Abstract

This article addresses the performances of ‘the actors of Cricot2’, after the death of the director of Cricot2, Tadeusz Kantor, in 1990. It examines the nature of the performance methods Kantor employed, particularly in relation to the bio-object, the theatre of death and the work of ‘the reality of lowest rank’ in which the abject object, be it actor, mannequin, prop, or materials from the set, contributed to a brutal challenge to reality. Rather than the savage transcendental sacrifice of the actor in an Artaudian fashion we are left with an apparently bleak array of mad characters, endlessly cycling through repetitive movements, rote phrases and chants—human being at the very limits of any form of representational activity.

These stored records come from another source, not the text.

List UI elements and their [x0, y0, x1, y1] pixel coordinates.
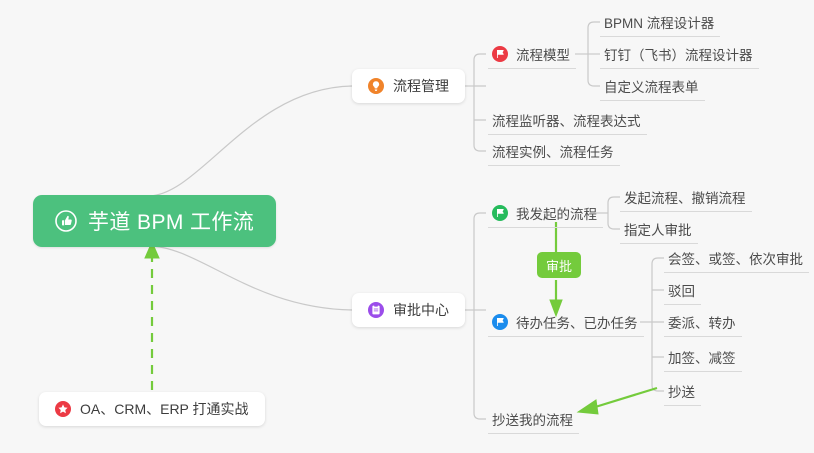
approve-tag-label: 审批	[546, 256, 572, 275]
leaf-reject-label: 驳回	[668, 280, 695, 300]
branch-approval-center[interactable]: 审批中心	[352, 293, 465, 327]
thumbs-up-icon	[55, 210, 77, 232]
connector-todo-mid	[652, 290, 664, 357]
branch-approval-center-label: 审批中心	[393, 300, 449, 320]
connector-initiated-spine	[608, 197, 620, 229]
clipboard-icon	[368, 302, 384, 318]
integration-dashed-arrow	[145, 242, 159, 390]
leaf-cc-label: 抄送	[668, 381, 695, 401]
connector-model-spine	[588, 22, 600, 86]
lightbulb-icon	[368, 78, 384, 94]
connector-todo-spine	[652, 258, 664, 391]
node-process-listener-label: 流程监听器、流程表达式	[492, 110, 641, 130]
leaf-custom-form[interactable]: 自定义流程表单	[600, 71, 705, 101]
node-my-initiated-label: 我发起的流程	[516, 203, 597, 223]
leaf-countersign[interactable]: 会签、或签、依次审批	[664, 243, 809, 273]
node-process-instance[interactable]: 流程实例、流程任务	[488, 136, 620, 166]
mindmap-canvas: 芋道 BPM 工作流 流程管理 流程模型 BPMN 流程设计器 钉钉（飞书）流程…	[0, 0, 814, 453]
flag-icon	[492, 314, 508, 330]
approve-tag: 审批	[537, 252, 581, 278]
node-cc-to-me-label: 抄送我的流程	[492, 409, 573, 429]
connector-process-mid	[474, 86, 486, 120]
root-label: 芋道 BPM 工作流	[88, 206, 254, 236]
footer-node-integration-label: OA、CRM、ERP 打通实战	[80, 399, 249, 419]
leaf-start-cancel-process-label: 发起流程、撤销流程	[624, 187, 746, 207]
node-process-instance-label: 流程实例、流程任务	[492, 141, 614, 161]
leaf-start-cancel-process[interactable]: 发起流程、撤销流程	[620, 182, 752, 212]
flag-icon	[492, 205, 508, 221]
branch-process-management[interactable]: 流程管理	[352, 69, 465, 103]
leaf-assignee-approval[interactable]: 指定人审批	[620, 214, 698, 244]
node-todo-done-tasks-label: 待办任务、已办任务	[516, 312, 638, 332]
leaf-bpmn-designer[interactable]: BPMN 流程设计器	[600, 7, 720, 37]
leaf-countersign-label: 会签、或签、依次审批	[668, 248, 803, 268]
root-node[interactable]: 芋道 BPM 工作流	[33, 195, 276, 247]
node-process-listener[interactable]: 流程监听器、流程表达式	[488, 105, 647, 135]
flag-icon	[492, 46, 508, 62]
connector-root-to-process	[148, 86, 352, 196]
leaf-delegate-transfer-label: 委派、转办	[668, 312, 736, 332]
leaf-reject[interactable]: 驳回	[664, 275, 701, 305]
star-icon	[55, 401, 71, 417]
node-todo-done-tasks[interactable]: 待办任务、已办任务	[488, 307, 644, 337]
node-process-model[interactable]: 流程模型	[488, 39, 576, 69]
node-cc-to-me[interactable]: 抄送我的流程	[488, 404, 579, 434]
connector-process-spine	[474, 54, 486, 151]
cc-flow-arrow	[578, 388, 657, 414]
leaf-add-remove-sign-label: 加签、减签	[668, 347, 736, 367]
connector-approval-spine	[474, 213, 486, 419]
leaf-assignee-approval-label: 指定人审批	[624, 219, 692, 239]
leaf-bpmn-designer-label: BPMN 流程设计器	[604, 12, 714, 32]
leaf-dingtalk-designer[interactable]: 钉钉（飞书）流程设计器	[600, 39, 759, 69]
footer-node-integration[interactable]: OA、CRM、ERP 打通实战	[39, 392, 265, 426]
leaf-custom-form-label: 自定义流程表单	[604, 76, 699, 96]
connector-root-to-approval	[148, 246, 352, 310]
node-my-initiated[interactable]: 我发起的流程	[488, 198, 603, 228]
leaf-dingtalk-designer-label: 钉钉（飞书）流程设计器	[604, 44, 753, 64]
leaf-delegate-transfer[interactable]: 委派、转办	[664, 307, 742, 337]
node-process-model-label: 流程模型	[516, 44, 570, 64]
leaf-cc[interactable]: 抄送	[664, 376, 701, 406]
leaf-add-remove-sign[interactable]: 加签、减签	[664, 342, 742, 372]
branch-process-management-label: 流程管理	[393, 76, 449, 96]
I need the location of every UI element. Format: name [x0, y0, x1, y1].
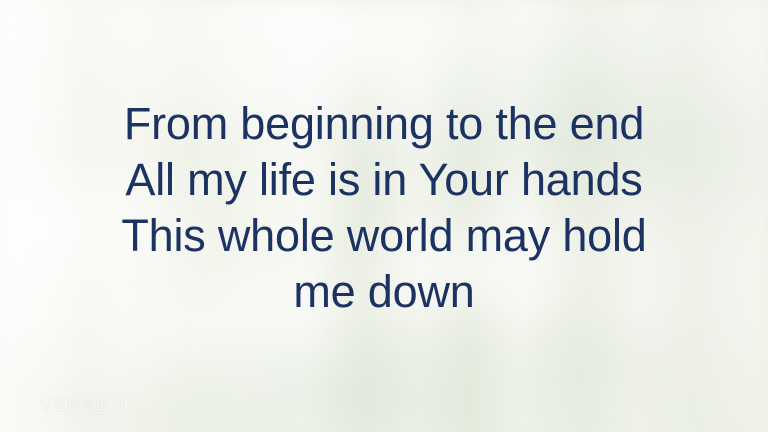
lyrics-block: From beginning to the end All my life is… [0, 96, 768, 320]
section-label: VERSE 1 [40, 395, 129, 415]
lyric-line-4: me down [0, 264, 768, 320]
lyric-line-1: From beginning to the end [0, 96, 768, 152]
lyric-line-2: All my life is in Your hands [0, 152, 768, 208]
lyric-slide: From beginning to the end All my life is… [0, 0, 768, 432]
lyric-line-3: This whole world may hold [0, 208, 768, 264]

These were actors from another world, ushered in through the abject poverty of their performance environments and stage relations.The article also explores the work of the company, post 1990. The theoretical structure is elaborated through Bataille and an economy of waste that is articulated in relation to Kantor's own manifestos. The poor object and mad story emerge as means by which to challenge theatre space and generate a performance methodology that does not die with it's theorist but is vibrantly alive through its engagement with the abject—an element often deployed through body art performance processes, but one that encounters difficulty in other modes of representational theatre. The work of the Cricot2 actors finds another marginalised space of ‘acting dead’ through which to ‘show’ the abject, neither as fully present (through blood and bodily waste) but not simply absent (as in the category of artifice in the conventional stage play).